The unique characteristics of the ZIKV outbreak in Brazil, where the population was completely susceptible (naive) to the virus, affecting highly populated urban areas with high density of A. aegypti, and the established surveillance reporting system are possible reasons to explain why the role of the ZIKV as a potential cause of congenital disease has only been recognized after circulation in Brazil. Furthermore, if ZIKV infection is associated with lifelong immunity, it is expected that in endemic places in Africa and Asia, where the virus is circulating for years, many women, once they reach childbearing age, have already been infected and are immune.

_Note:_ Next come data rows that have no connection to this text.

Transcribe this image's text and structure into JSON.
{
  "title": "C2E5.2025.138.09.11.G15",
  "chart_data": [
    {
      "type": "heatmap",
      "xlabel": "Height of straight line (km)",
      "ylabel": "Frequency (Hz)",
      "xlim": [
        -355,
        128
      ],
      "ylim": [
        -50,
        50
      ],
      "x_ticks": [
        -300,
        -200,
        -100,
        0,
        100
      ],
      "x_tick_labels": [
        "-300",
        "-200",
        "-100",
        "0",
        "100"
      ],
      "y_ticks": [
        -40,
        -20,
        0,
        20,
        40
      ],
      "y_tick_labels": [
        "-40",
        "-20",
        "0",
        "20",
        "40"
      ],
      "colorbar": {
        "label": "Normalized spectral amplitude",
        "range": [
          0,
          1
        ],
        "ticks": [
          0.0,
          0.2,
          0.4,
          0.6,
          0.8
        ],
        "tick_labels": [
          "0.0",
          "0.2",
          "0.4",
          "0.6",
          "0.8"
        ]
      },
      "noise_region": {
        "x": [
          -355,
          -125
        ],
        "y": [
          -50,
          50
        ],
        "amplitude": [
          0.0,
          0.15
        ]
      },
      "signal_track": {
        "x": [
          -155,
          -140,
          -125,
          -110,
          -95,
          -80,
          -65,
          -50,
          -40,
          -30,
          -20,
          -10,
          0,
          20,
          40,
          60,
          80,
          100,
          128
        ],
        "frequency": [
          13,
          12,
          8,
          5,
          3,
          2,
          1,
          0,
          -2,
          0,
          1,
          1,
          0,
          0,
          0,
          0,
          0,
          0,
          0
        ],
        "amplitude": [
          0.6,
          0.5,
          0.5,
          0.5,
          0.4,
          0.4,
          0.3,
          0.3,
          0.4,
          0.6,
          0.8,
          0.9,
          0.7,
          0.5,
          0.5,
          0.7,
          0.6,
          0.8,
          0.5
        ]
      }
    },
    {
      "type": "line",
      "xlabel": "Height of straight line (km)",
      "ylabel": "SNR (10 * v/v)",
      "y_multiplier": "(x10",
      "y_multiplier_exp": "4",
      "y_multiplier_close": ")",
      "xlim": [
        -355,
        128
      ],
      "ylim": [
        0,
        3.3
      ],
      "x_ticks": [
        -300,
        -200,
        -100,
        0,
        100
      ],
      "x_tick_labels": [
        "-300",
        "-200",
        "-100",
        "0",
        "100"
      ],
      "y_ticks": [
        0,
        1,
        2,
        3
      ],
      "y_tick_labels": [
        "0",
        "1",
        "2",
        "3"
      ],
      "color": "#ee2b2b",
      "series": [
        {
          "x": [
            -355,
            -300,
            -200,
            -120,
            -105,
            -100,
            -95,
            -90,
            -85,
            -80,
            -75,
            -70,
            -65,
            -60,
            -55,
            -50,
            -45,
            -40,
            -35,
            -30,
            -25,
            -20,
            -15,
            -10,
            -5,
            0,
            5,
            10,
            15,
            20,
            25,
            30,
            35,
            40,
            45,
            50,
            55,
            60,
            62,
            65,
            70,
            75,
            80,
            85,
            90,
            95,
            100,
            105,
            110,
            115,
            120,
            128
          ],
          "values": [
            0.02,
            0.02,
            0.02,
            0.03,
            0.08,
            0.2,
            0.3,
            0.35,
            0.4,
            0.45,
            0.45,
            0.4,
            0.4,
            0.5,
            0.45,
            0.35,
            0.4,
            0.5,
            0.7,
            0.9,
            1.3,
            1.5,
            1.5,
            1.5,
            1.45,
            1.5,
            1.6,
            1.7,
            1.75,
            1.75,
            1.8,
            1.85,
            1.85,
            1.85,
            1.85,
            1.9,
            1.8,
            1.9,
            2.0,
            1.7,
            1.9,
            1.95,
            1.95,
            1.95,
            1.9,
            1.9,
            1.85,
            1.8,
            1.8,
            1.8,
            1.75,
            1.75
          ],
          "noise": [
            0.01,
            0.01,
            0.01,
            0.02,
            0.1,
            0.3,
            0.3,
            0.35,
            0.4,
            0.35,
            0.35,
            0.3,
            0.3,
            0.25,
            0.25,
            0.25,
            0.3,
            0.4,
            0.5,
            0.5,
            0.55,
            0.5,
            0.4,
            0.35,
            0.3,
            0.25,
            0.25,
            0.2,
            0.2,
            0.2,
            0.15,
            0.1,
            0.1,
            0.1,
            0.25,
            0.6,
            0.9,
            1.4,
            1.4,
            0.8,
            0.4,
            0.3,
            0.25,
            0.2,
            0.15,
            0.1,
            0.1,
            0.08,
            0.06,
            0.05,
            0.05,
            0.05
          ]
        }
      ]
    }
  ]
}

It is also possible that the more severe outcomes of ZIKV infection observed in Brazil and other countries may be related to mutation in virulence characteristics of the ZIKV circulating strain or even immune interaction between consecutive flavivirus infections. Interestingly, after the reports from Brazil raised a causal relationship between ZIKV infection in pregnancy and microcephaly and other congenital malformations, a retrospective study performed in French Polynesia found an association between ZIKV and microcephaly.14 As of November 9, 2016, 26 countries or territories have reported microcephaly and other central nervous system malformations potentially associated with ZIKV infection, or suggestive of congenital infection.1
TREATMENT AND PREVENTION
We currently do not have any available vaccines to prevent the disease or specific antiviral treatment for patients with ZIKV disease. Only supportive care is indicated, including rest, fluids and symptomatic treatment (acetaminophen to relieve fever and antihistamines to treat pruritus). Aspirin and other nonsteroidal antiinflammatory drugs should be avoided to reduce the risk of hemorrhagic complications. One recent study showed that chloroquine exhibited antiviral activity against ZIKV in Vero and human brain microvascular endothelial and neural stem cells. In this study, the authors were able to demonstrate that chloroquine reduced, in vitro, the number of ZIKV-infected cells, virus production and cell death promoted by ZIKV infection without cytotoxic effects.15
Several ZIKV vaccine candidates, based on plasmid DNA or purified inactivated virus, showed promising results in animal models and are now tested in trials in humans.16 In the context of the ongoing Public Health Emergency of International Concern, protection of women at childbearing age, to prevent fetal congenital malformations after in utero infection, is a high priority. World Health Organization recommended that vaccination strategies should be prioritized to target women of childbearing age (including adolescent and preadolescent girls 9 years of age or older), and boys/men of reproductive age 9 years or older (to prevent sexual transmission).17
Prevention and control currently rely on personal strategies to avoid mosquito bites and community-level programs to reduce vector densities in endemic areas. Personal measures include using insect repellent containing diethyl-meta-toluamide, picaridin, oil of lemon eucalyptus or IR3535. Permethrin-treated clothing and gear can repel mosquitoes.4
FUTURE RESEARCH AND CHALLENGES
Despite the advances that were recently achieved on the understanding of several aspects related to ZIKV infection, it is important to acknowledge that we still have many research gaps and unanswered questions about ZIKV. Crucial areas of future research include the need of a better understanding of the full spectrum of fetal outcomes resulting from fetal ZIKV infection; evaluation of potential risk factors for vertical transmission (viral load, coinfections, timing, virulence of the circulating strain); development of more specific diagnostic tests; the role, if any, of non-Aedes mosquitoes in the transmission, as well as other potential modes of nonvector transmission; and the pathogenesis of neurologic and autoimmune complications after ZIKV infections.
Finally, novel methods of vector control and the development of specific antiviral drugs and vaccines will be of paramount importance to control the disease and decrease the burden of ZIKV infection.